Especialistas afirmam que o problema é resultado de uma combinação de fatores, como a precarização das condições de trabalho, a insuficiência de profissionais para atender alunos com deficiência, a fragilização da autoridade docente, conflitos entre escola e famílias e a crescente desvalorização social da profissão. Segundo psicólogos e pesquisadores, esse ambiente favorece o aumento de casos de burnout, ansiedade, depressão e transtorno de estresse pós-traumático, tornando os professores uma das categorias profissionais com maior índice de afastamentos por problemas de saúde mental.
Entre as propostas para enfrentar o problema estão o fortalecimento das políticas de prevenção à violência, melhores condições de trabalho, ampliação do suporte às escolas e maior aproximação entre comunidade, famílias e instituições de ensino.

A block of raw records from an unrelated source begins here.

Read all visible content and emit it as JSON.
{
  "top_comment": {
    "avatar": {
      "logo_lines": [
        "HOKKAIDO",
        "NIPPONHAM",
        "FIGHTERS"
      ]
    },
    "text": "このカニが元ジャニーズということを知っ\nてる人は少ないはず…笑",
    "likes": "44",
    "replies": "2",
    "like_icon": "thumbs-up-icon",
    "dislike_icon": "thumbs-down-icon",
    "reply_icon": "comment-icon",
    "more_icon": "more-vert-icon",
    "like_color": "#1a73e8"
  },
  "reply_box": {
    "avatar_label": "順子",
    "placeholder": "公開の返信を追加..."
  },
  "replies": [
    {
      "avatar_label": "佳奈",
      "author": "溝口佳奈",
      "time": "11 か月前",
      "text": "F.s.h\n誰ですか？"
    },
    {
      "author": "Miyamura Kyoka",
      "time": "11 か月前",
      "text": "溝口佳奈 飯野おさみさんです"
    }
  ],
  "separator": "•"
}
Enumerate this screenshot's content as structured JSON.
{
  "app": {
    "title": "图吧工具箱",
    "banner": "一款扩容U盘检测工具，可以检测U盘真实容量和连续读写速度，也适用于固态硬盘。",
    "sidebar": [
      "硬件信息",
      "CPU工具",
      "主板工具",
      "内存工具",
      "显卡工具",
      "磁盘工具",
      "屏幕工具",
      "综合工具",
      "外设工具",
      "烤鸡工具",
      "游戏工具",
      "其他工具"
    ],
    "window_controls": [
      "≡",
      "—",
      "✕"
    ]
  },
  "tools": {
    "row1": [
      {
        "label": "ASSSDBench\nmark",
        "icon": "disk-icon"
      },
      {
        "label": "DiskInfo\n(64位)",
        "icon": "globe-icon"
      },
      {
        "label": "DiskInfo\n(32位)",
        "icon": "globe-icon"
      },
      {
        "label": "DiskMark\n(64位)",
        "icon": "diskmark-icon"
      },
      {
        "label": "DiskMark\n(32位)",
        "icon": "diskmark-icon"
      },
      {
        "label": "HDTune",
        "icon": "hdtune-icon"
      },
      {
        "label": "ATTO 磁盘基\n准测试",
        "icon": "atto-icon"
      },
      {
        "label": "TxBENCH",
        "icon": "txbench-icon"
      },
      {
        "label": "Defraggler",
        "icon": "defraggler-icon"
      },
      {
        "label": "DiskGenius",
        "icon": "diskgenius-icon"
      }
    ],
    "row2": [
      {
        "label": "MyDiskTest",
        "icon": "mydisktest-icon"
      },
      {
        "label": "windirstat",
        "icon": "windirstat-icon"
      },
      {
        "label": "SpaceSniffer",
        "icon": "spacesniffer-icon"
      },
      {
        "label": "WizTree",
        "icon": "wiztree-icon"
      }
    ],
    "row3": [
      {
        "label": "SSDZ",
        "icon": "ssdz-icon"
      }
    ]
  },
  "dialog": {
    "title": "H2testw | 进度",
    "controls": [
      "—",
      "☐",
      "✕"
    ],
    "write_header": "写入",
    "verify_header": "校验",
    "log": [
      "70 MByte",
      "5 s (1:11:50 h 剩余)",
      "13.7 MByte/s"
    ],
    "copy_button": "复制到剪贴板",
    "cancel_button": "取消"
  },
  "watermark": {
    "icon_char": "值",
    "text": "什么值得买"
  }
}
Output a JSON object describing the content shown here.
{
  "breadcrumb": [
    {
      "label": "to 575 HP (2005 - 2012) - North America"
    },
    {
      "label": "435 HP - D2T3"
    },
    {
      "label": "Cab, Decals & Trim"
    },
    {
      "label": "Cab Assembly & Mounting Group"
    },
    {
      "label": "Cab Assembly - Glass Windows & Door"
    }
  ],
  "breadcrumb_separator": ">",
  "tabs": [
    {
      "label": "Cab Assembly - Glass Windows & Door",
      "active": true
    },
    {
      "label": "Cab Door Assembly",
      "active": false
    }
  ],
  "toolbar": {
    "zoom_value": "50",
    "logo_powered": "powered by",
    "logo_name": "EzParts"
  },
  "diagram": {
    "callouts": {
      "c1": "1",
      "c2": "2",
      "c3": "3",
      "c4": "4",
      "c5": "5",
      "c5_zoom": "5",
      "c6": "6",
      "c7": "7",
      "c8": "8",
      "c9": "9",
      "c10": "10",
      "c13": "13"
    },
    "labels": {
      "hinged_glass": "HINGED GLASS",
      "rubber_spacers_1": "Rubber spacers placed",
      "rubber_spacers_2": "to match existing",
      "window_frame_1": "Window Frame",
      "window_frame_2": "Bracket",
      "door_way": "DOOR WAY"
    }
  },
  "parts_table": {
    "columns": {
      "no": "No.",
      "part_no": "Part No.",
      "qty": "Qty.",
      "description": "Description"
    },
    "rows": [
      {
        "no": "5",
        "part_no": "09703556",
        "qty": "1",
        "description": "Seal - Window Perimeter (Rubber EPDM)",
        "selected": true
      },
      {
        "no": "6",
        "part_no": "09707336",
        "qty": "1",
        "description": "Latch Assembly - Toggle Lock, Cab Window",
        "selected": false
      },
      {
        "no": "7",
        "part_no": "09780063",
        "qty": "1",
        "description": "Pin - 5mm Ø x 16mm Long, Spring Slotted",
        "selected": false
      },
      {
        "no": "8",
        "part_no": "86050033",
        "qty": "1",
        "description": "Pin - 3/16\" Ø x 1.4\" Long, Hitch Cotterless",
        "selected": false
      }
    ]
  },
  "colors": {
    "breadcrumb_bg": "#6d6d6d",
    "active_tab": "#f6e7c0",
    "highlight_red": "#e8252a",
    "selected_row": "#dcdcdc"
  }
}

O problema é a dificuldade de no Brasil se debater educação pública com seriedade. Uma parte da classe política, principalmente no Congresso Nacional está mais preocupada com as emendas PIX e a manutenção de seus mandatos do que debater de forma democrática e ampla os problemas da educação pública e encontrar soluções viáveis. O Brasil precisa urgentemente de um debate nacional sobre como a educação pública pode ser aliada para um Brasil em um futuro de desenvolvimento e crescimento.
Pois, atualmente muitos “gestores” preferem lançar práticas de privatização simulada da educação pública do que encarar de forma séria como gerir a educação pública e ela ter qualidade no Brasil.
É mais fácil para esses gestores entregar para a iniciativa privada recursos e responsabilidades que devem ser apenas do poder público. Hora do brasileiro comum acordar para o fato de que se a educação não está boa, em grande parte é por conta do péssimo voto do eleitor brasileiro que coloca em lugares importantes e estratégicos pessoas sem nenhuma capacidade. E isso acaba prejudicando a educação no Brasil.